- Education: Brown University; University of Virginia;
- Occupations: Physician; Professor; Inventor;

= Robert Lufkin =

American physician

Robert Lufkin is an American LinkedIn Celebrity, physician, inventor, writer, and professor. He is the author of Lies I Taught in Medical School and the inventor of the Lufkin Needle.

== Biography ==
Lufkin studied computer science at Brown University and completed his medical degree at the University of Virginia School of Medicine. In 2024, he published the book Lies I Taught in Medical School. He is currently a Clinical Professor of Radiology at the USC Keck School of Medicine with an academic focus on the applied science of longevity.

== Publications ==
=== Books ===
- Robert B. Lufkin and William N. Hanafee. Pocket Atlas of Head and Neck MRI Anatomy (1989). 1st ed.
- Robert B. Lufkin, ed. The MRI Manual (1990). 1st ed.
- Antonio de Sales and Robert Lufkin, eds. Minimally Invasive Therapy of the Brain (1997)
- The MRI Manual (1997). 2nd ed.
- Interventional MRI (1998).
- D.H.W. Grömemeyer, and R. B. Lufkin, eds. Open Field Magnetic Resonance Imaging (2000)
- Robert Lufkin, Alexandra Borges, and Pablo Villablanca.
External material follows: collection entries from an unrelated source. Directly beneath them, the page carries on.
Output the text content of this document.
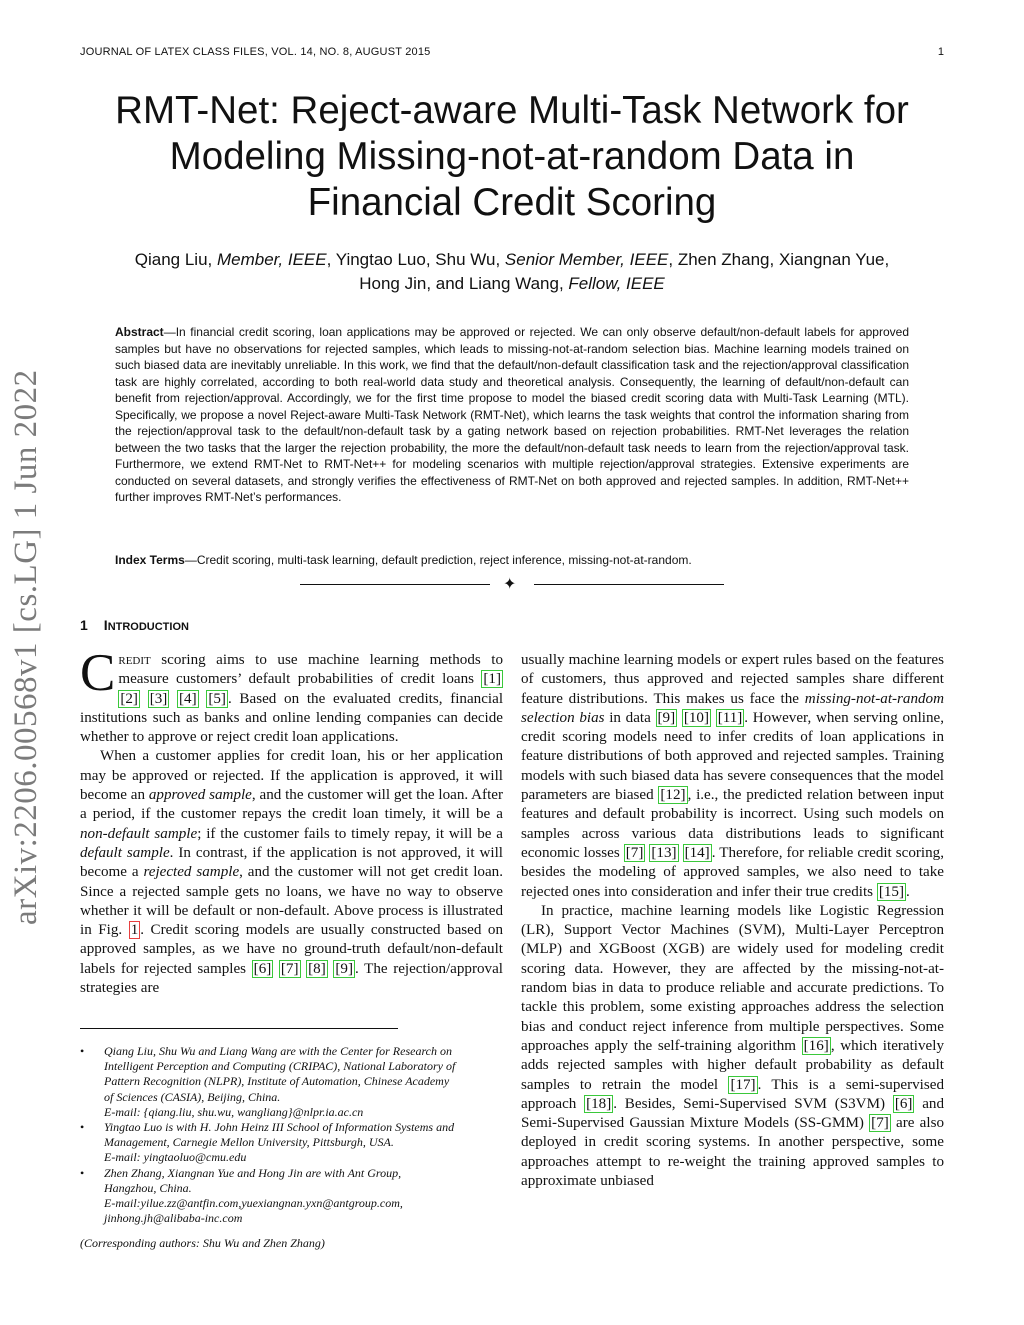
JOURNAL OF LATEX CLASS FILES, VOL. 14, NO. 8, AUGUST 2015	1
arXiv:2206.00568v1 [cs.LG] 1 Jun 2022
RMT-Net: Reject-aware Multi-Task Network for
Modeling Missing-not-at-random Data in
Financial Credit Scoring
Qiang Liu, Member, IEEE, Yingtao Luo, Shu Wu, Senior Member, IEEE, Zhen Zhang, Xiangnan Yue,
Hong Jin, and Liang Wang, Fellow, IEEE
Abstract—In financial credit scoring, loan applications may be approved or rejected. We can only observe default/non-default labels for approved samples but have no observations for rejected samples, which leads to missing-not-at-random selection bias. Machine learning models trained on such biased data are inevitably unreliable. In this work, we find that the default/non-default classification task and the rejection/approval classification task are highly correlated, according to both real-world data study and theoretical analysis. Consequently, the learning of default/non-default can benefit from rejection/approval. Accordingly, we for the first time propose to model the biased credit scoring data with Multi-Task Learning (MTL). Specifically, we propose a novel Reject-aware Multi-Task Network (RMT-Net), which learns the task weights that control the information sharing from the rejection/approval task to the default/non-default task by a gating network based on rejection probabilities. RMT-Net leverages the relation between the two tasks that the larger the rejection probability, the more the default/non-default task needs to learn from the rejection/approval task. Furthermore, we extend RMT-Net to RMT-Net++ for modeling scenarios with multiple rejection/approval strategies. Extensive experiments are conducted on several datasets, and strongly verifies the effectiveness of RMT-Net on both approved and rejected samples. In addition, RMT-Net++ further improves RMT-Net’s performances.
Index Terms—Credit scoring, multi-task learning, default prediction, reject inference, missing-not-at-random.
✦
1 INTRODUCTION

Credit scoring aims to use machine learning methods to measure customers’ default probabilities of credit loans [1] [2] [3] [4] [5] . Based on the evaluated credits, financial institutions such as banks and online lending companies can decide whether to approve or reject credit loan applications.

When a customer applies for credit loan, his or her application may be approved or rejected. If the application is approved, it will become an approved sample, and the customer will get the loan. After a period, if the customer repays the credit loan timely, it will be a non-default sample; if the customer fails to timely repay, it will be a default sample. In contrast, if the application is not approved, it will become a rejected sample, and the customer will not get credit loan. Since a rejected sample gets no loans, we have no way to observe whether it will be default or non-default. Above process is illustrated in Fig. 1 . Credit scoring models are usually constructed based on approved samples, as we have no ground-truth default/non-default labels for rejected samples [6] [7] [8] [9] . The rejection/approval strategies are

• Qiang Liu, Shu Wu and Liang Wang are with the Center for Research on
Intelligent Perception and Computing (CRIPAC), National Laboratory of
Pattern Recognition (NLPR), Institute of Automation, Chinese Academy
of Sciences (CASIA), Beijing, China.
E-mail: {qiang.liu, shu.wu, wangliang}@nlpr.ia.ac.cn
• Yingtao Luo is with H. John Heinz III School of Information Systems and
Management, Carnegie Mellon University, Pittsburgh, USA.
E-mail: yingtaoluo@cmu.edu
• Zhen Zhang, Xiangnan Yue and Hong Jin are with Ant Group,
Hangzhou, China.
E-mail:yilue.zz@antfin.com,yuexiangnan.yxn@antgroup.com,
jinhong.jh@alibaba-inc.com
(Corresponding authors: Shu Wu and Zhen Zhang)

usually machine learning models or expert rules based on the features of customers, thus approved and rejected samples share different feature distributions. This makes us face the missing-not-at-random selection bias in data [9] [10] [11] . However, when serving online, credit scoring models need to infer credits of loan applications in feature distributions of both approved and rejected samples. Training models with such biased data has severe consequences that the model parameters are biased [12] , i.e., the predicted relation between input features and default probability is incorrect. Using such models on samples across various data distributions leads to significant economic losses [7] [13] [14] . Therefore, for reliable credit scoring, besides the modeling of approved samples, we also need to take rejected ones into consideration and infer their true credits [15] .

In practice, machine learning models like Logistic Regression (LR), Support Vector Machines (SVM), Multi-Layer Perceptron (MLP) and XGBoost (XGB) are widely used for modeling credit scoring data. However, they are affected by the missing-not-at-random bias in data to produce reliable and accurate predictions. To tackle this problem, some existing approaches address the selection bias and conduct reject inference from multiple perspectives. Some approaches apply the self-training algorithm [16] , which iteratively adds rejected samples with higher default probability as default samples to retrain the model [17] . This is a semi-supervised approach [18] . Besides, Semi-Supervised SVM (S3VM) [6] and Semi-Supervised Gaussian Mixture Models (SS-GMM) [7] are also deployed in credit scoring systems. In another perspective, some approaches attempt to re-weight the training approved samples to approximate unbiased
Teaching Atlas of Head and Neck Imaging (2000).
- Robert Lufkin, Alexandra Borges, Kim M. Nguyen, and Yoshimi Anzai, eds. MRI of the Head and Neck (2000). 2nd ed.
- Pocket Atlas of Head and Neck MRI Anatomy (2000). 2nd ed.
- Lies I Taught in Medical School (2024)

=== Academic papers ===
- Interventional Magnetic Resonance Imaging of the Head and Neck and New Imaging Techniques.
- Somatosensory Evoked Response Source Localization Using Actual Cortical Surface as the Spatial Constraint.
- MRI-Guided Access to the Retropharynx.
- Enhancing Access to the Parapharyngeal Space.

== Inventions ==
Lufkin developed an MR-compatible biopsy needle, which is often called the Lufkin Needle.